Страхова статью (о Л. Толстом) прочел с негодованием, отвращением и бешенством! Какая хитрая, подлая статья; и с другой стороны — какая рабская преданность Толстому!..
Я так был взбешен этой статьею, что хоть сейчас возражать, и возражать грубо, беспощадно и т. д.
Но, разумеется, писать не стал. Я никогда полемикой с отдельными лицами не занимался, а теперь и тем более мне не до нее, когда я только и думаю о том, как бы поскорее расплатиться с некоторыми (старыми) долгами[91] и вовсе перестать писать.
Когда я в последний раз, прощаясь с от. Амвросием, — говорил ему об этом новом моем чувстве, года два, не более пробудившем впервые и все растущем, — об отвращении к писанию, не к чтению других авторов, о нет, но к собственному писательству, он мне сказал: «Ну, поправляйте, издавайте старое, а нового ничего не пишите, разве по нужде» (т. е. для уплаты долгов и для помощи ближним).
Помоги мне, Господи, исполнить завет этого святого человека.
Варваре Дмитриевне передайте, что у меня особо сильных страданий, боли нет, при моих сложных и неизлечимых недугах; только иногда душит до слез нервный гортанный кашель.

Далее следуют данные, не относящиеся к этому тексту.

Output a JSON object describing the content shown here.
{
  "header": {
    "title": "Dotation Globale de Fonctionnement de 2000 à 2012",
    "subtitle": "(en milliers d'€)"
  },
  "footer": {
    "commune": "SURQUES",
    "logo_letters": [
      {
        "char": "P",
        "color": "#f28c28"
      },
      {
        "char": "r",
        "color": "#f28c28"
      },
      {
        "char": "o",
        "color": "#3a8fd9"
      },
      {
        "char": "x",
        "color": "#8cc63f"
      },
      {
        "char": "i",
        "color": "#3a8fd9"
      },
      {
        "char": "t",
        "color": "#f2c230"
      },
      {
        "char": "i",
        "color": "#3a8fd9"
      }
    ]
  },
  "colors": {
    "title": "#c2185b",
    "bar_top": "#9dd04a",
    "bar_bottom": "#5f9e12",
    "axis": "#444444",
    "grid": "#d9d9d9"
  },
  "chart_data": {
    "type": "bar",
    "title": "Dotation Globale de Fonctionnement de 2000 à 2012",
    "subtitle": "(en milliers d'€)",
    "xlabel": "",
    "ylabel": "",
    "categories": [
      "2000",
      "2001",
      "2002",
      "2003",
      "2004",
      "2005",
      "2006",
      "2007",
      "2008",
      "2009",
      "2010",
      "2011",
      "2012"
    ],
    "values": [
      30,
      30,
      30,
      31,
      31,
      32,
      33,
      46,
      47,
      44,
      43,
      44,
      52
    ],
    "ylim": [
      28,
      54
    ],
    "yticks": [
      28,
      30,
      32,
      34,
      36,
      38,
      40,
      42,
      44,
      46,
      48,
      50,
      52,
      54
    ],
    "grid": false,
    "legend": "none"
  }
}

Но и в этом я отчасти сам виноват, — курю, с помощью Божией, впрочем, стал гораздо меньше курить, а все-таки еще курю. Вот за этот грех и казнюсь поделом.
(Для других курить не грех, а для меня грех)

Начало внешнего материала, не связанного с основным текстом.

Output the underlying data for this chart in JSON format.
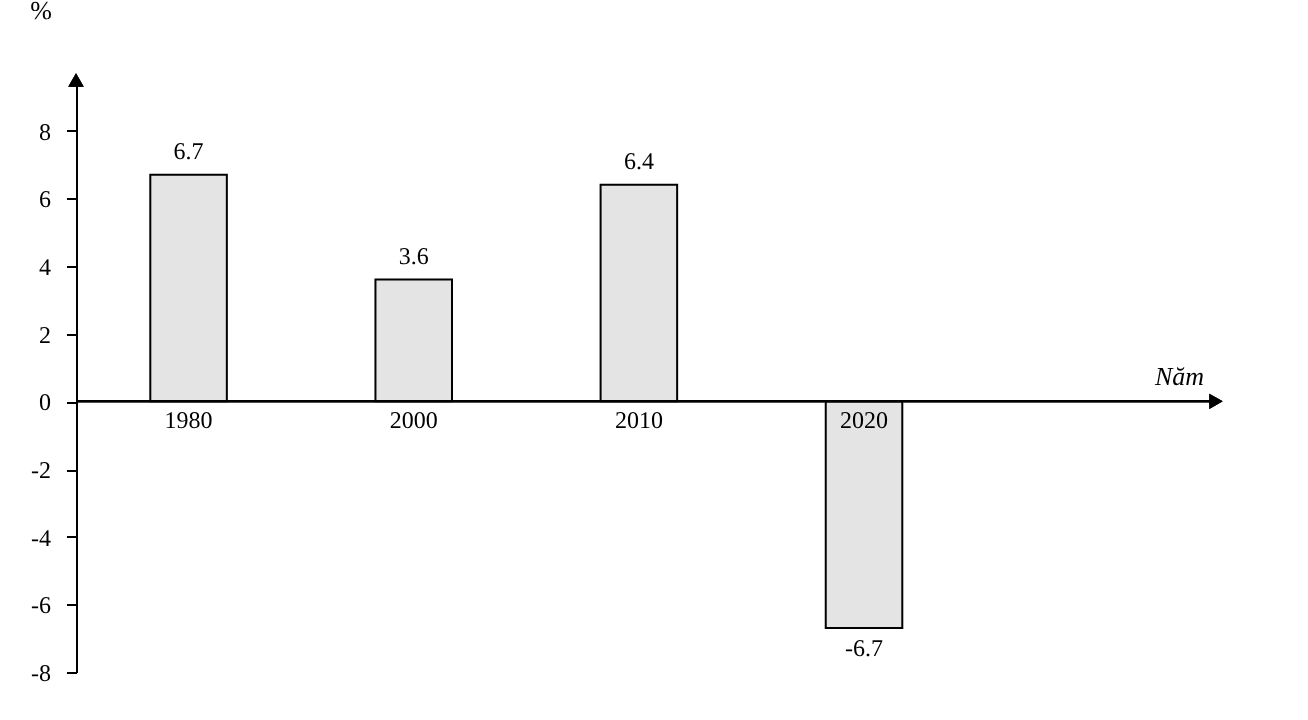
{
  "chart_data": {
    "type": "bar",
    "annotations": [
      "Năm"
    ],
    "ylabel": "%",
    "categories": [
      "1980",
      "2000",
      "2010",
      "2020"
    ],
    "values": [
      6.7,
      3.6,
      6.4,
      -6.7
    ],
    "color": "#e4e4e4",
    "ylim": [
      -8,
      9.5
    ],
    "yticks": [
      -8,
      -6,
      -4,
      -2,
      0,
      2,
      4,
      6,
      8
    ],
    "data_labels": true,
    "grid": false
  }
}
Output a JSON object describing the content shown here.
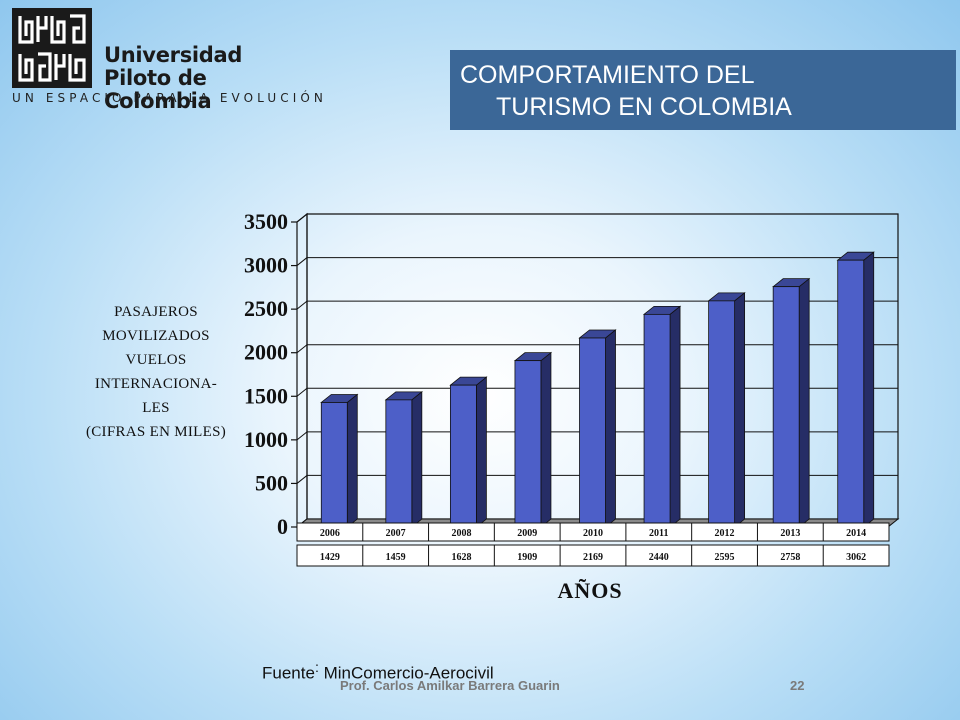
{
  "logo": {
    "name_line1": "Universidad",
    "name_line2": "Piloto de Colombia",
    "tagline": "UN ESPACIO PARA LA EVOLUCIÓN"
  },
  "title": {
    "line1": "COMPORTAMIENTO DEL",
    "line2": "TURISMO EN COLOMBIA"
  },
  "chart_data": {
    "type": "bar",
    "categories": [
      "2006",
      "2007",
      "2008",
      "2009",
      "2010",
      "2011",
      "2012",
      "2013",
      "2014"
    ],
    "values": [
      1429,
      1459,
      1628,
      1909,
      2169,
      2440,
      2595,
      2758,
      3062
    ],
    "ylim": [
      0,
      3500
    ],
    "yticks": [
      0,
      500,
      1000,
      1500,
      2000,
      2500,
      3000,
      3500
    ],
    "ylabel_lines": [
      "PASAJEROS",
      "MOVILIZADOS",
      "VUELOS",
      "INTERNACIONA-",
      "LES",
      "(CIFRAS EN MILES)"
    ],
    "xlabel": "AÑOS",
    "grid": true,
    "bar_color": "#4d5fc8",
    "data_table": true
  },
  "footer": {
    "source_label": "Fuente",
    "source_colon": ":",
    "source_value": " MinComercio-Aerocivil",
    "author": "Prof. Carlos Amilkar Barrera Guarin",
    "page": "22"
  }
}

Ну, а что вам сказать в ответ на то, что вы говорите о Вронском и вообще о наших людях власти… Не знаю! Разве то, что понемногу сами дойдете с вашим умом и вашим вкусом. Если мои книги не растолковали вам почему может и должен нравиться Вронский, то что может сделать письмо?
Помните, вы писали мне, что понимаете, почему мне нравились с одной стороны Бодянский, а с другой — разбойник Сотри? Неужели Вронскому и рядом с ними[92] места не найдется! И т. д. и т. д.-
Нет, еще все тот же припев:
Надо нам видеться.[93]
Ибо рядом с полнейшим согласием у нас с вами есть непостижимые недоразумения… Так, например, для вас лица Достоевского просты и естественны. А для меня они почти все отвратительно изломаны.[94] А вот именно Вронский-то для меня прост и естествен; всех «изломаннее» в Анне Карениной — это Левин. Одно это «искание» меня бесит… «Искатели» должны быть редки и велики умом.[95] И тогда они стоят внимания. Так и было в старину, а теперь этих вредных искателей, как собак, и кроме ненужных страданий и вреда от этого ничего не выходит. Что касается (вы пишете) до иностранного принца, в котором Вронский увидал в увеличенном виде свои же черты и сказал: «неужто и я такая глупая говядина!» — то это со стороны Толстого гениальный взмах кисти, — но со стороны Вронского просто ошибка, от тяжелого собственного настроения. И принц, и он сам — здоровые крепкие, светские люди, — и прекрасно. А что мы, кабинетные, или вообще «штатские» люди не таковы, нам же хуже. Кстати, скажите: который из двух героев романа Анна Карен., в случае религиозного переворота, стал бы просто православным, ездил бы к отцу Амвросию или даже стал бы примерным монахом. Конечно, Вронский, а не несносный этот Левин (такой же противный лично, как сам Лев Николаевич).